Russian Scholars View Russians and Non-Russians as the Objects rather than the Subjects of History; Non-Russians Must Not, Historian Says


Paul Goble

            Staunton, January 7 – Cheboksary historian Sergey Shcherbakov says that unfortunately Russian scholars and following them ordinary Russians view both Russians and non-Russians as the objects of history rather than its subjects. Non-Russians must not; and to that end, they must develop their own academies of sciences and other scholarly centers.

            In a wide-ranging interview with Ersubay Yangarov of the IdelReal portal, Shcherbakov argues that Chuvashia must reverse a decision taken 15 years ago to strip its Academy of Sciences of a state status both to counter this Russian perspective and to promote the alternative (idelreal.org/a/29689963.html).

            Scholarship should be super-national, the historian says; but “when the existential vector of research is directed at recognizing its place in this global world, then scholarship can and must be national.” That is certainly the case of the Chuvash and other non-Russians living within the current borders of the Russian Federation.

            “All-Russian academic thought studies peoples of the country as the object but not the subject of the historical process.” That is wrong for Russians and for non-Russians alike – and the latter must promote the idea that they are all subjects of history, capable of making their own way in the world rather than remaining in the shadow of larger ethnic communities.

            The Chuvash nation needs not a scientific center which is a branch of the Russian Academy of Sciences but its own academy. Any federal center will “fulfill common federal tasks.” For the study of the nation’s unique characteristics, Shcherbakov says, there must be one under exclusive local control.

            “The Chuvash republic public organization, ‘the Chuvash National academy of Science and Arts’ which we now have could be such a center,” he says; but it needs financing in order to be able to attract and hold the best professionals necessary to train the rising generation and inform the population at large.

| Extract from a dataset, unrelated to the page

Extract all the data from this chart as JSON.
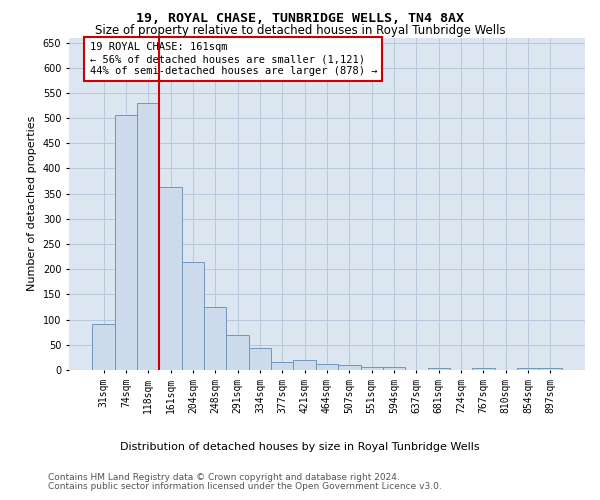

            One of the first order tasks of any Chuvash academy is to prepare a serious history of the nation, one that treats it not as a subordinate and “second class” group of people but rather as a group that to the best of its ability has been acting as a subject of history and not just the object of the actions of others.
           
            Only if Chuvash think in that way will they be able to make their own history in the future, rather than existing as many of them now are and waiting for others to make their history for them, the scholar concludes.